To date, applying cBN as a coating or thin film is the only practical option to tailor chip breakers of different geometries. Various physical and chemical vapor deposition (PVD and CVD, respectively) techniques have been explored for synthesizing cBN film. However, no significant progress has been made or reported in terms of achieving thick cBN films. Driven by the need for cBN in complex shapes and viewing a thick cBN coating as a cost-effective alternative to PCBN tools for machining applications, major cutting tool companies worldwide have invested in unremitting development efforts.
A major advancement in synthesizing thick cBN ceramic composite coatings (5-20 µm) has resulted from the application of an innovative synthesis and deposition process.* This process combines the electrostatic spray coating of cBN particles as a coating preform, followed by the chemical vapor infiltration (CVI) of a ceramic binder, such as titanium nitride (TiN), titanium carbonitride (TiCN) or titanium carbide (TiC), to provide the desired application-specific coating chemistry, thickness, geometry and properties.
Synthesizing the CoatingFigure 1 shows examples of carbide inserts with different chip breakers coated with a cBN composite coating of about 14 µm. The carbide inserts feature percentages of cobalt binder ranging from 2.5 to 12.0%. The coating clearly shows the features of chip breakers and is conformal to the surface profile of the carbide substrates.
The composite coating is realized in sequential steps by starting with the deposition of a porous cBN particle coating preform (with a particle size of less than 2 µm) using electrostatic spray coating (ESC), followed by the CVI of TiN as a binder. ESC deposition involves the physical spraying of micro- and nano-sized particles. The particles are charged at the exit of the spray gun and exposed to an electric field generated by a pointed electrode.
With its combination of hardness and toughness, the composite coating adheres well to the carbide substrate and does not show particle pull-out or coating delamination at a critical loading of 10 kg in scratch testing. A typical cross-section profile of a cBN composite coating is illustrated in Figure 2. It is uniform with approximately 50% cBN particles.

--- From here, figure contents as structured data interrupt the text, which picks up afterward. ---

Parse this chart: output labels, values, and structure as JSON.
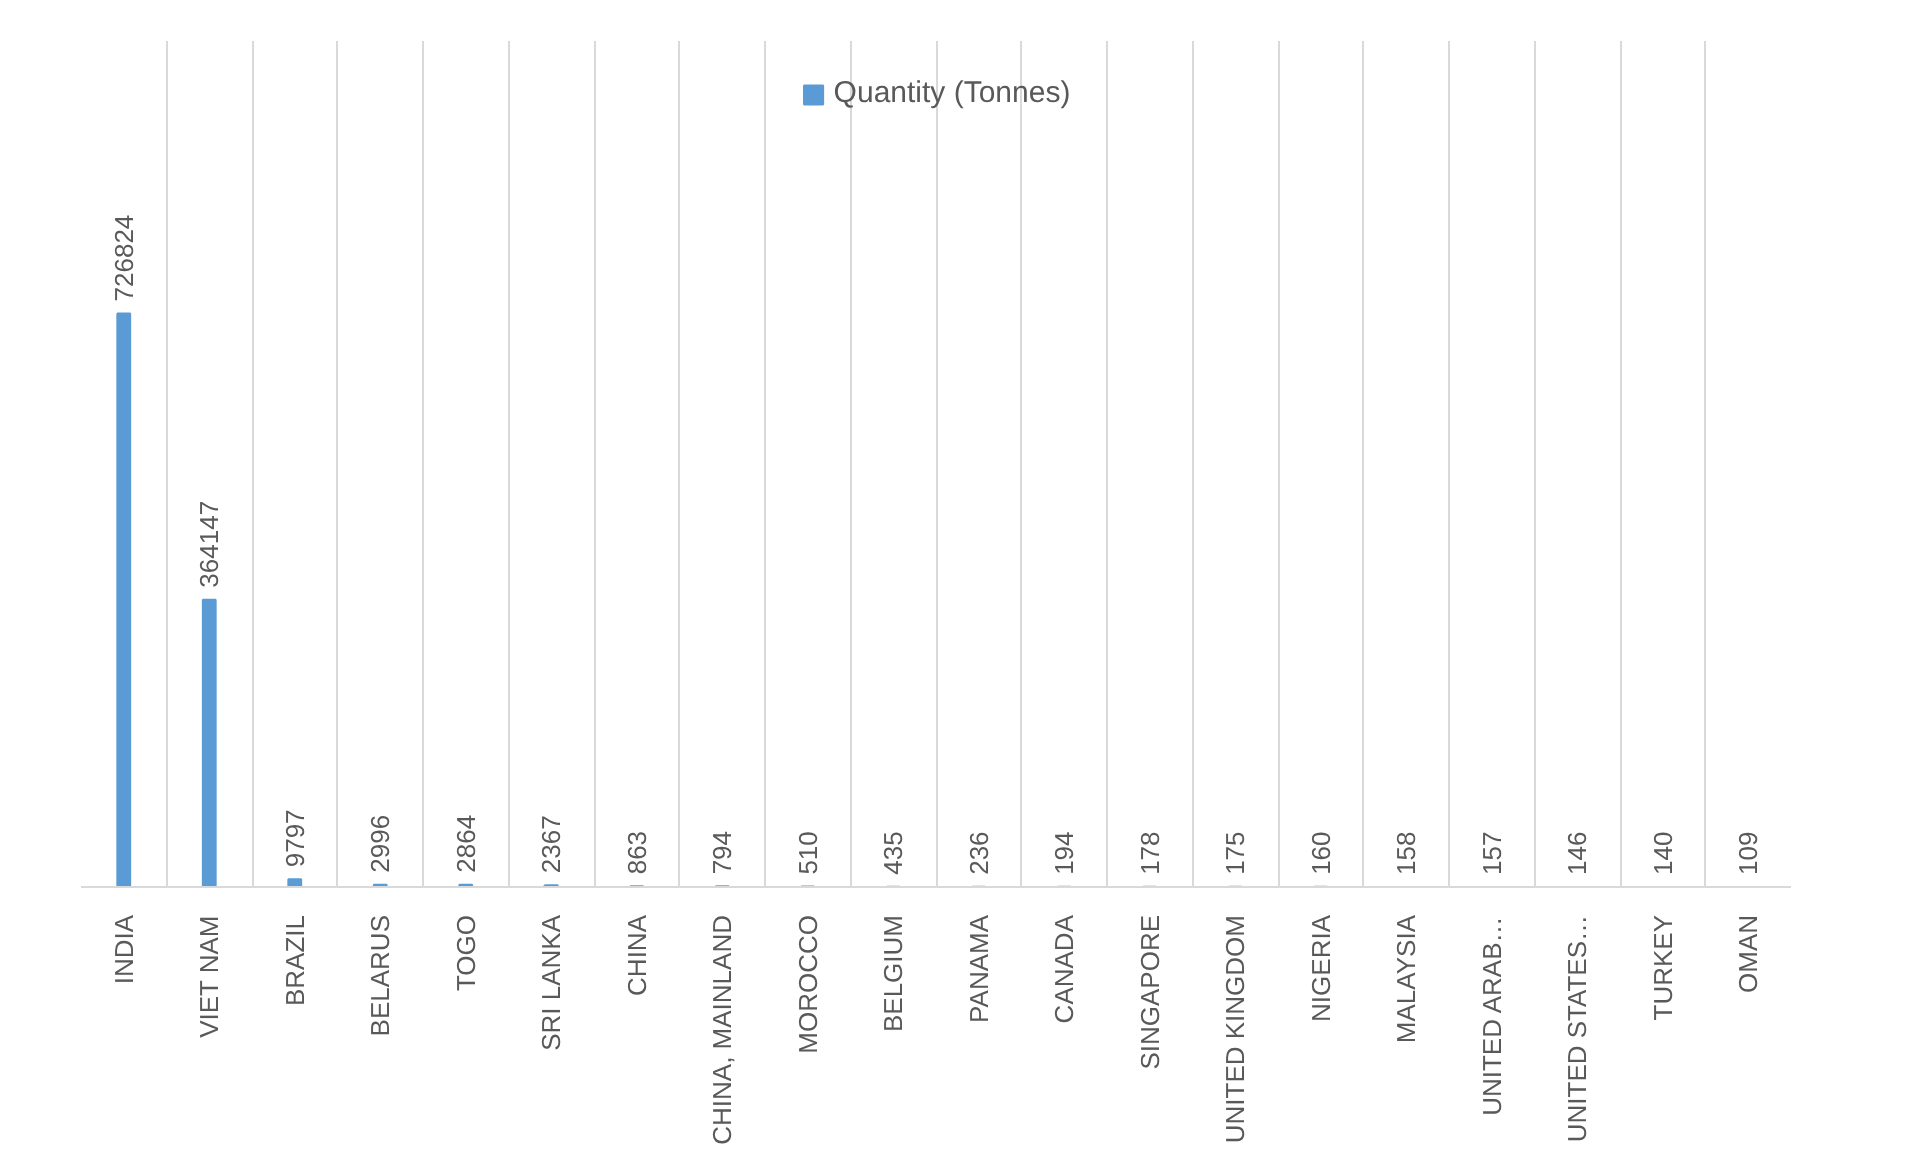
{
  "chart_data": {
    "type": "bar",
    "categories": [
      "INDIA",
      "VIET NAM",
      "BRAZIL",
      "BELARUS",
      "TOGO",
      "SRI LANKA",
      "CHINA",
      "CHINA, MAINLAND",
      "MOROCCO",
      "BELGIUM",
      "PANAMA",
      "CANADA",
      "SINGAPORE",
      "UNITED KINGDOM",
      "NIGERIA",
      "MALAYSIA",
      "UNITED ARAB…",
      "UNITED STATES…",
      "TURKEY",
      "OMAN"
    ],
    "series": [
      {
        "name": "Quantity (Tonnes)",
        "color": "#5b9bd5",
        "values": [
          726824,
          364147,
          9797,
          2996,
          2864,
          2367,
          863,
          794,
          510,
          435,
          236,
          194,
          178,
          175,
          160,
          158,
          157,
          146,
          140,
          109
        ]
      }
    ],
    "data_labels": true,
    "grid": "x",
    "legend": "top",
    "tick_labels": "x"
  }
}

The cost of the coating is comparable to conventional tool coatings. As a complement to PCBN inserts, the cBN composite coating on carbide inserts with different geometries widens the opportunities for cutting tools while being less expensive than PCBN compact or tipped inserts.

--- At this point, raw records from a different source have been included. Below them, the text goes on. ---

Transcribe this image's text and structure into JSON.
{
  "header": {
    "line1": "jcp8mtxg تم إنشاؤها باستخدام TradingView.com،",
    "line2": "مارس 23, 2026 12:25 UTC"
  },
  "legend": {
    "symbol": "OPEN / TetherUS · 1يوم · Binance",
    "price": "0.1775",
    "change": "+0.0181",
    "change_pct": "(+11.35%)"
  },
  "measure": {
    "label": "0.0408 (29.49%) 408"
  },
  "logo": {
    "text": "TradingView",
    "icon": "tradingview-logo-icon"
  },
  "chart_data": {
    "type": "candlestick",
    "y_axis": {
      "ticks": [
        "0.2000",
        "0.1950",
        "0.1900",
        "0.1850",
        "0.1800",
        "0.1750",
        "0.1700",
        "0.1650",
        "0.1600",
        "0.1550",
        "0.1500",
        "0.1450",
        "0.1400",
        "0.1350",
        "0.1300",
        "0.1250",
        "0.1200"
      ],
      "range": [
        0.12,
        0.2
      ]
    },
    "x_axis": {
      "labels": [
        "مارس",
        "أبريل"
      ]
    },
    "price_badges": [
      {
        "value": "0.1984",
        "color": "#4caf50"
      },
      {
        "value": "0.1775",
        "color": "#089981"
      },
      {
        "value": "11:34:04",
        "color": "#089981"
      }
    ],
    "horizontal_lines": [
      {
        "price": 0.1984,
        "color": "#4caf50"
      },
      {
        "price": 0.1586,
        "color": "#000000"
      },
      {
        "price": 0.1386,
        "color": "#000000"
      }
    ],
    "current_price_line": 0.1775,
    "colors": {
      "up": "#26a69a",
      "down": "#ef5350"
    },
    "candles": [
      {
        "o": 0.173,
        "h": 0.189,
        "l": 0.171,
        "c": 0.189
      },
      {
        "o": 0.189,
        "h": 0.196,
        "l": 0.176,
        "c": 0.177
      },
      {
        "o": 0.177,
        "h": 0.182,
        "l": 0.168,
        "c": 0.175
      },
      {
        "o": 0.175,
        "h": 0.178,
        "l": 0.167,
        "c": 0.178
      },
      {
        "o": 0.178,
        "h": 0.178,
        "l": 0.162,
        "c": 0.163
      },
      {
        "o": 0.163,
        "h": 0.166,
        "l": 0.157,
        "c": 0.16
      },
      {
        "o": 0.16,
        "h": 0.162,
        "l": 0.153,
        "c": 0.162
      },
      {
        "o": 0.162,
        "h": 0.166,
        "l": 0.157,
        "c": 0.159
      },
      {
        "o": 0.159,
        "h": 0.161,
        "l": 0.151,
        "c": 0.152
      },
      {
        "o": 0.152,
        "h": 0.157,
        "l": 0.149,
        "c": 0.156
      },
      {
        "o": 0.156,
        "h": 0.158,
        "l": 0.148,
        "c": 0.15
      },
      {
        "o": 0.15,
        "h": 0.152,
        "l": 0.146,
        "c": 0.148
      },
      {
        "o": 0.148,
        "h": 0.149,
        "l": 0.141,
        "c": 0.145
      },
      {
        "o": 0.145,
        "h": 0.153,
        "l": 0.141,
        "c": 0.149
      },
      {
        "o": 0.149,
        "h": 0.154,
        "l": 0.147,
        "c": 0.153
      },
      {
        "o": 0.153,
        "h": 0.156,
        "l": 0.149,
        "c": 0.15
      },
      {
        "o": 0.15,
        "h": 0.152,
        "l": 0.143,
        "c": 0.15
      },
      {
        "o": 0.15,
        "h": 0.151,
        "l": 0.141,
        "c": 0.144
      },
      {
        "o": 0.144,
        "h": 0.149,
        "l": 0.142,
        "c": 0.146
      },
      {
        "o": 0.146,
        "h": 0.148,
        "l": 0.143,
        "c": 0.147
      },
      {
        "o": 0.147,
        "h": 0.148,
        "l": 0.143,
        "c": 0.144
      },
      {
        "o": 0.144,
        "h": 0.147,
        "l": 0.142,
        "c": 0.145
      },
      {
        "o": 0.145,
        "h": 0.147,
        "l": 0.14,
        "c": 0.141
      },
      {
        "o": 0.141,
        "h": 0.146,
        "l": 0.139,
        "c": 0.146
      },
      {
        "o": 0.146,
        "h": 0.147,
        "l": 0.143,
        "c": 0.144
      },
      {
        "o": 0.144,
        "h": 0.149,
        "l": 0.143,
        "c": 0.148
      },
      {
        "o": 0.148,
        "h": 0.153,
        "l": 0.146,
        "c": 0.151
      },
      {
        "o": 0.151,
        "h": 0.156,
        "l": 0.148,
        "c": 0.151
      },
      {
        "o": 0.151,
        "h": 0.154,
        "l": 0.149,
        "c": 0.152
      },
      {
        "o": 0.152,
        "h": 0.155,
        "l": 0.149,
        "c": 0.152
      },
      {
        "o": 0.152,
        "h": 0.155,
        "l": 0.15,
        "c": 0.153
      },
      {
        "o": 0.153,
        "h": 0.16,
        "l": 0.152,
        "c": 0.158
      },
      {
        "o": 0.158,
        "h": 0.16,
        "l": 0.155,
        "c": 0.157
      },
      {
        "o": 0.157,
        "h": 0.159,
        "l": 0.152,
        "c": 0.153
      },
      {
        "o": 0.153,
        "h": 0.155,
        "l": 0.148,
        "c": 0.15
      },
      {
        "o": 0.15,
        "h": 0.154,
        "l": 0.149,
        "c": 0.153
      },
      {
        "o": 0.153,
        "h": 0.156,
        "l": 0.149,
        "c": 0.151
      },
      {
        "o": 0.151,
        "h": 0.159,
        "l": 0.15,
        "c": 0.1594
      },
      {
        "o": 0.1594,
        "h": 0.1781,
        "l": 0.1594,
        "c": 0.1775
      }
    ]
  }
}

Turning AISI 4340 SteelWhen turning AISI 4340 hardened steel (50-52 HRC) at the machining conditions recommended for PCBN-tipped inserts listed in Table 1, the cBN composite coating-coated chip breakers produced more than 40 minutes of tool life without reaching the flank wear limit of 0.20 mm (0.008 in.) specified by ISO 3685. PCBN-tipped inserts were also tested at identical conditions.

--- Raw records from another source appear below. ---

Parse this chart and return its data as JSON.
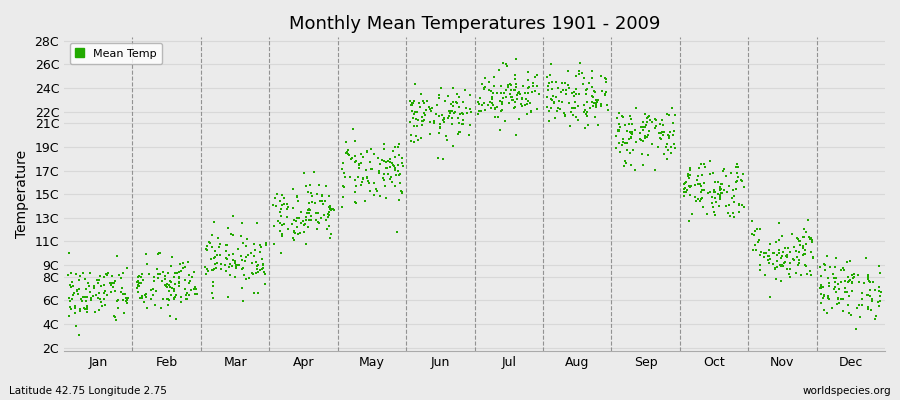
{
  "title": "Monthly Mean Temperatures 1901 - 2009",
  "ylabel": "Temperature",
  "bottom_left": "Latitude 42.75 Longitude 2.75",
  "bottom_right": "worldspecies.org",
  "legend_label": "Mean Temp",
  "marker_color": "#22aa00",
  "background_color": "#ebebeb",
  "ytick_labels": [
    "2C",
    "4C",
    "6C",
    "8C",
    "9C",
    "11C",
    "13C",
    "15C",
    "17C",
    "19C",
    "21C",
    "22C",
    "24C",
    "26C",
    "28C"
  ],
  "ytick_values": [
    2,
    4,
    6,
    8,
    9,
    11,
    13,
    15,
    17,
    19,
    21,
    22,
    24,
    26,
    28
  ],
  "ylim": [
    2,
    28
  ],
  "monthly_means": [
    6.5,
    7.2,
    9.5,
    13.5,
    17.0,
    21.5,
    23.5,
    23.0,
    20.0,
    15.5,
    10.0,
    7.0
  ],
  "monthly_stds": [
    1.3,
    1.3,
    1.3,
    1.3,
    1.5,
    1.2,
    1.2,
    1.2,
    1.3,
    1.3,
    1.3,
    1.3
  ],
  "n_years": 109,
  "month_names": [
    "Jan",
    "Feb",
    "Mar",
    "Apr",
    "May",
    "Jun",
    "Jul",
    "Aug",
    "Sep",
    "Oct",
    "Nov",
    "Dec"
  ],
  "dashed_line_color": "#888888",
  "grid_color": "#d8d8d8",
  "marker_size": 4
}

A Complementary SolutionCubic boron nitride particle composite coatings can be readily applied to cutting inserts with chip breakers through the use of patented coating technology. In straight turning of AISI 4340 hardened steel, the coated chip breakers produced a tool life equivalent to PCBN-tipped flat inserts under identical conditions.
The machined surface with chip breakers has a surface finish approaching 0.8 µm without the formation of a white layer. Thus, the ceramic coating-coated inserts can be an important complement to PCBN ceramics, offering extended tool life, improved machined surfaces and better economics.
*Developed at NanoMech in partnership with the University of Arkansas.